A Beck le preocupa que este tipo de “llamamientos emocionales”, habituales en la política y en el activismo, hayan dado el salto también a la comunicación cotidiana. Sobre todo, porque ahora las exhortaciones a permanecer en guardia son constantes en las redes sociales y cada vez más subidas de tono: ya no vale con “mantenerse despierto” frente a un problema, sino que es preciso “mantenerse indignado”.
Beck ve varios efectos perversos de este alarmismo. El primero es que “distrae la atención del objetivo real para centrarla en los propios estados de ánimo”. Y llegamos a pensar que si nos preocupa un problema es que estamos comprometidos con él, aunque no hagamos nada para afrontarlo. Como dice un experto en ansiedad al que consultó, Scott Woodruff, creemos que la preocupación nos convierte en buenas personas.

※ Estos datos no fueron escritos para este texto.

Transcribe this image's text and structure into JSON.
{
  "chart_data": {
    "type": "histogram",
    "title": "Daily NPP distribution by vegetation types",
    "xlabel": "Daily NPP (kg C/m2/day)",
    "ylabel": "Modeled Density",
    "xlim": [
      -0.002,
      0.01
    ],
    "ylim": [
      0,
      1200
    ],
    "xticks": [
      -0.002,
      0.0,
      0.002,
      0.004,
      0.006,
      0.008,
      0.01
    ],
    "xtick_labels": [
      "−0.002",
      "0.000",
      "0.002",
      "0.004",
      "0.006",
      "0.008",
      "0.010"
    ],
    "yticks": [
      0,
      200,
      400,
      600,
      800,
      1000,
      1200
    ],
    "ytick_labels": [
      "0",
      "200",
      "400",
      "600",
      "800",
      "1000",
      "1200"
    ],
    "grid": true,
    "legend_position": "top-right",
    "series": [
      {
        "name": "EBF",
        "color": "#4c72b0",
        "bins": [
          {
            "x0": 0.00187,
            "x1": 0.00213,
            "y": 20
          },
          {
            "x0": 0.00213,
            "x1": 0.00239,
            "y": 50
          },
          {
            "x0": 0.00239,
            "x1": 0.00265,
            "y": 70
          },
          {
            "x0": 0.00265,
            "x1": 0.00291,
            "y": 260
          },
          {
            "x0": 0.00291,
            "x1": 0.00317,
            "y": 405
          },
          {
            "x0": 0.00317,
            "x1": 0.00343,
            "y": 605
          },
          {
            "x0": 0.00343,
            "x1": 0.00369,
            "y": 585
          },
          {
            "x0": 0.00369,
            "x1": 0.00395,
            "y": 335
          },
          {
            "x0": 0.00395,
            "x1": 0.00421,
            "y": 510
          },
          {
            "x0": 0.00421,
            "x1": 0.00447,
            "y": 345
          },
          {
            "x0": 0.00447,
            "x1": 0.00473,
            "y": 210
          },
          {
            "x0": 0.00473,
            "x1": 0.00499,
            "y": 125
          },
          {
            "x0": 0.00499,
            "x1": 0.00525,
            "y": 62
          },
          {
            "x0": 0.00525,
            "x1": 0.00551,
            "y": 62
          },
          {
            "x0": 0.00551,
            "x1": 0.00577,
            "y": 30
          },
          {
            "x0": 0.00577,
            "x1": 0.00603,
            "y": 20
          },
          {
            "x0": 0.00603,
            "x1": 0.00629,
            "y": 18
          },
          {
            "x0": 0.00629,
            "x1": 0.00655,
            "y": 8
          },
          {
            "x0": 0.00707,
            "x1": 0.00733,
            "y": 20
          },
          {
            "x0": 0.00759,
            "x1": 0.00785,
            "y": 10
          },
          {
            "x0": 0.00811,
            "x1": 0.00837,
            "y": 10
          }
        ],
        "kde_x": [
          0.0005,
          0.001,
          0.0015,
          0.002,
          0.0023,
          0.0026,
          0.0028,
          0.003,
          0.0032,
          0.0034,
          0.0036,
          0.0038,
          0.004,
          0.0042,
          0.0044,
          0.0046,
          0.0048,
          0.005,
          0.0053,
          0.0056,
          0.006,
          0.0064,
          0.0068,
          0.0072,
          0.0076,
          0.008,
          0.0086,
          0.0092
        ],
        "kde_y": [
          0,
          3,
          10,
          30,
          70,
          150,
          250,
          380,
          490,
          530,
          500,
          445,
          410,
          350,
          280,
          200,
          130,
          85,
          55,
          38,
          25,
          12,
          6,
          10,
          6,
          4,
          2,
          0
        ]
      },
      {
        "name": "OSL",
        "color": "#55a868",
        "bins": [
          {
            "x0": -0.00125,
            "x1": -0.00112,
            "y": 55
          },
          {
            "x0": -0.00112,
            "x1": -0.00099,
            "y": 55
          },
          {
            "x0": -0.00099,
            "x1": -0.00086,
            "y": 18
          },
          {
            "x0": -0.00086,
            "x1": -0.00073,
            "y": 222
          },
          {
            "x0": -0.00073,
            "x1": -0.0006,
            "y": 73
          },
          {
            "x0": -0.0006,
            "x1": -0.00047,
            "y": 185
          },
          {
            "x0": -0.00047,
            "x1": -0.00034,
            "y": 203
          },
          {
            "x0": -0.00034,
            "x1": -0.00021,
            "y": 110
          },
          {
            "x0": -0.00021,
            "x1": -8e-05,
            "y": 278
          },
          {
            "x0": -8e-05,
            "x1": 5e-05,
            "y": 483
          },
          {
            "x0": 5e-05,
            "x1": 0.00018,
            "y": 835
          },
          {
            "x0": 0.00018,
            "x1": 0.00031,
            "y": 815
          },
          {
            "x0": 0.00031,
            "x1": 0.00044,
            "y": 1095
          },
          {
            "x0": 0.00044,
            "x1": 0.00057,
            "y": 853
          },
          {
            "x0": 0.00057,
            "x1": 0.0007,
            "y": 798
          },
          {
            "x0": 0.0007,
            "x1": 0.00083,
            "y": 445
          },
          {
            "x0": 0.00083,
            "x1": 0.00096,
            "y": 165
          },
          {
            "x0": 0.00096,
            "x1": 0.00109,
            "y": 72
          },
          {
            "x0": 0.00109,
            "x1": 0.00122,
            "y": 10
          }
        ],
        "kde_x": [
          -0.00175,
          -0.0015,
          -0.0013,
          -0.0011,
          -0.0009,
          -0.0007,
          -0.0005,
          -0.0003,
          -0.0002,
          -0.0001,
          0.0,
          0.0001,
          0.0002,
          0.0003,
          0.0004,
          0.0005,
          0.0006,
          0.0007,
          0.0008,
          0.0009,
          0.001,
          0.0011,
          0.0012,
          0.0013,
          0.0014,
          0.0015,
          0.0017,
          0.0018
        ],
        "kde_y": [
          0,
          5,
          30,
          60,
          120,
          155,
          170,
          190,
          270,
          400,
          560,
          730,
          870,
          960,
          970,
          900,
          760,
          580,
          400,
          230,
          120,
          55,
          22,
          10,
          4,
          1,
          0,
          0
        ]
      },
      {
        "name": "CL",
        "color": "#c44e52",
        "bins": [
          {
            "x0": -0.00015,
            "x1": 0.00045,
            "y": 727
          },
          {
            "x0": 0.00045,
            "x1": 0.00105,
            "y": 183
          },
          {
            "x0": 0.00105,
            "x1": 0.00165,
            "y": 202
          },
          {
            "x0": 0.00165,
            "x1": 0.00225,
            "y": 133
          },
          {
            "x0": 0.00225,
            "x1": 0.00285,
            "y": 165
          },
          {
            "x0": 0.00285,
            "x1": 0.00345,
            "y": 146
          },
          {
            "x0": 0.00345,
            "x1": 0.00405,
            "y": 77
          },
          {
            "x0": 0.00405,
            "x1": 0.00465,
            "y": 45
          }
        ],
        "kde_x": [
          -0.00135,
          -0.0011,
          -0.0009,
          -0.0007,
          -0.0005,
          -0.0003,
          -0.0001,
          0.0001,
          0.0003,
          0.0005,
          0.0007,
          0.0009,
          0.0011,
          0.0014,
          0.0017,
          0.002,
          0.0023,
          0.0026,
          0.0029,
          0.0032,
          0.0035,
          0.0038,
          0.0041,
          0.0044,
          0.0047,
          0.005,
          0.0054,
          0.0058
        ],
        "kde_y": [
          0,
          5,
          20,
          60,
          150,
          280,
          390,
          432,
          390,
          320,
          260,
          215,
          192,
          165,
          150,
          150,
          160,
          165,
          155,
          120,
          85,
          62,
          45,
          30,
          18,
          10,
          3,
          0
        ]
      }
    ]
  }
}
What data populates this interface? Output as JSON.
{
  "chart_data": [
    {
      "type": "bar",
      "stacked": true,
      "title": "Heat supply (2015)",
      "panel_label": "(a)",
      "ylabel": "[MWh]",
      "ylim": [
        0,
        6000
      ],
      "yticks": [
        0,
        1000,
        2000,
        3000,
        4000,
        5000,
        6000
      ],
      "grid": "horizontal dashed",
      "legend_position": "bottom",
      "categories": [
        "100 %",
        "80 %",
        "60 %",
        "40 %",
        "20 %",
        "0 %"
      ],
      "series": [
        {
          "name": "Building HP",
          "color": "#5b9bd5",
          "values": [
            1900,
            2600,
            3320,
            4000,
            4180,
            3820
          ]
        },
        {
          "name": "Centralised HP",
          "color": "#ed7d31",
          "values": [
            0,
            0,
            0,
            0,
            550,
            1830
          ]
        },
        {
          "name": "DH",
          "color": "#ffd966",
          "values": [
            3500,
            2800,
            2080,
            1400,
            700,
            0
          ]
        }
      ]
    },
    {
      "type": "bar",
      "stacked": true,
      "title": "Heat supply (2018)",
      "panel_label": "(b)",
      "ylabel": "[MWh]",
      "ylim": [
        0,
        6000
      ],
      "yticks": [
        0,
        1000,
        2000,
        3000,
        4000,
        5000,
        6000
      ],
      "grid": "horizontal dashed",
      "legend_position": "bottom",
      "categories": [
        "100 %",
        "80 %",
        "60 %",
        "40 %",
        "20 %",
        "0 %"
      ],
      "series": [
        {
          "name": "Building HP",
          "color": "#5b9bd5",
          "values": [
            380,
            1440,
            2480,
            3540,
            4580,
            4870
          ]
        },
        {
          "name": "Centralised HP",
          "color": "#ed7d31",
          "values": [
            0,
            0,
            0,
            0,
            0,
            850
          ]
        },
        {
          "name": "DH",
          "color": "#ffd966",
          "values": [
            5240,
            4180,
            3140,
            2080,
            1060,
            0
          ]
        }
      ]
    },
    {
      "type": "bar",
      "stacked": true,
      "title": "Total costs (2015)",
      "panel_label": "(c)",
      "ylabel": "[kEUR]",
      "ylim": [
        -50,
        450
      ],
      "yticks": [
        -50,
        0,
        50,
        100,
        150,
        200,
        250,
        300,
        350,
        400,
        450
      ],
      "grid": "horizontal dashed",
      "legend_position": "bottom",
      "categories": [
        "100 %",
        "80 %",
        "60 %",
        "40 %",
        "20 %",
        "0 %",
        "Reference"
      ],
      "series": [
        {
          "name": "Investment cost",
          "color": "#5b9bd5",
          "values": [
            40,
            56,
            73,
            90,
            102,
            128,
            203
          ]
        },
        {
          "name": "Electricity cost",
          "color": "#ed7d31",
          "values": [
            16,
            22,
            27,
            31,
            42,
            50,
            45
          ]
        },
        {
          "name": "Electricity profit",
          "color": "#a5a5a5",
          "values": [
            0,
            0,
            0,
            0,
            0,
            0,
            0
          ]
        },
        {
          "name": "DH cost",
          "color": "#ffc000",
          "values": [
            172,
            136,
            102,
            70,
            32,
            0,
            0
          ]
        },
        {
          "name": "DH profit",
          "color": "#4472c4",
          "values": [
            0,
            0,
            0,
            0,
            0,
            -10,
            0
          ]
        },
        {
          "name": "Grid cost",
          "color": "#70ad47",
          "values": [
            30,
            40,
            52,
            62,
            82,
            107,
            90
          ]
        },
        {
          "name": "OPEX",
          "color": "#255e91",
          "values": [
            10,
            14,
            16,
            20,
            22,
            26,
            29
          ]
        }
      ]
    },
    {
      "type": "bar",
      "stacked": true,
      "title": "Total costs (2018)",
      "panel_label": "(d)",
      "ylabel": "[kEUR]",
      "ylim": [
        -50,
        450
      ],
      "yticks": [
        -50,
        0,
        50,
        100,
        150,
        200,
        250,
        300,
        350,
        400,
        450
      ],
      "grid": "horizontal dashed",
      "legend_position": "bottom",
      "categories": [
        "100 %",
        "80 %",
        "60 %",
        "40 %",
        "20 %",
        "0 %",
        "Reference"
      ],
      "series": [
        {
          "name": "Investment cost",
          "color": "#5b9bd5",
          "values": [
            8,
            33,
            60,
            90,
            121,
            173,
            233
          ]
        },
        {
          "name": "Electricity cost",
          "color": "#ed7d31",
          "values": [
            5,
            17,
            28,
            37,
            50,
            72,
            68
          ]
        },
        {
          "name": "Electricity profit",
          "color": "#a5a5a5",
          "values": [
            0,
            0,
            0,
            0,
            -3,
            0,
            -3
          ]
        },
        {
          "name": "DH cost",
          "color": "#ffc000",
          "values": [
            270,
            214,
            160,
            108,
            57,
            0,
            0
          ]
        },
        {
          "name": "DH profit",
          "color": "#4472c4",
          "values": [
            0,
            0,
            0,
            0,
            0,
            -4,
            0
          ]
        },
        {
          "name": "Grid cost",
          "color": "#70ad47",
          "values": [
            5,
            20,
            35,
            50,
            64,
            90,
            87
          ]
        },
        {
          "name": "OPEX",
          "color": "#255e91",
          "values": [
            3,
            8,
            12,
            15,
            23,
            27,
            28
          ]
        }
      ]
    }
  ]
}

Lo curioso es que esta inacción se traduce en un nerviosismo colectivo. “Uno se conecta a Twitter y a Facebook, y comprueba que sus amigos y la gente a la que admira le refuerza ese mensaje: Sí, deberías estar preocupado. ¿No lo estás? ¿Qué problema tienes?”. Lo que aumenta el nivel general de ansiedad en Internet.
La “fatiga de la compasión”
Otro efecto posible es que la vigilancia constante termine en una “fatiga de la compasión”, como dice Cher Weixia Chen –citada por Beck– a propósito del fenómeno del “activista quemado”. Se trata de un riesgo que acecha a los comprometidos de verdad, cuya sensibilidad a las injusticias, unida a la comprobación de que sus acciones a favor del progreso social no siempre logran cambios tangibles, pueden resultar agotadoras.
En el caso de los usuarios de redes sociales, la saturación es más anodina. Si al entrar cada día en una plataforma comprueban que todo el mundo está gritando “¡fuego!”, dice Beck, es muy probable que acaben vacunados contra tanto alarmismo. La diferencia es que aquí no ha habido acciones a favor de nadie: simplemente, la capacidad de atención ha tocado techo.
El artículo de Beck da que pensar sobre el efecto rebote del alarmismo en la opinión pública. Si todo es “urgente”, “interesante” o “peligroso”, nada lo es; si no hay gradaciones, el secuestro de la atención por cualquier nimiedad es una victoria a corto plazo, pero a la larga siembra escepticismo y desinterés. La desafección funciona entonces como un mecanismo de defensa frente a una sociedad enganchada al estado de alerta.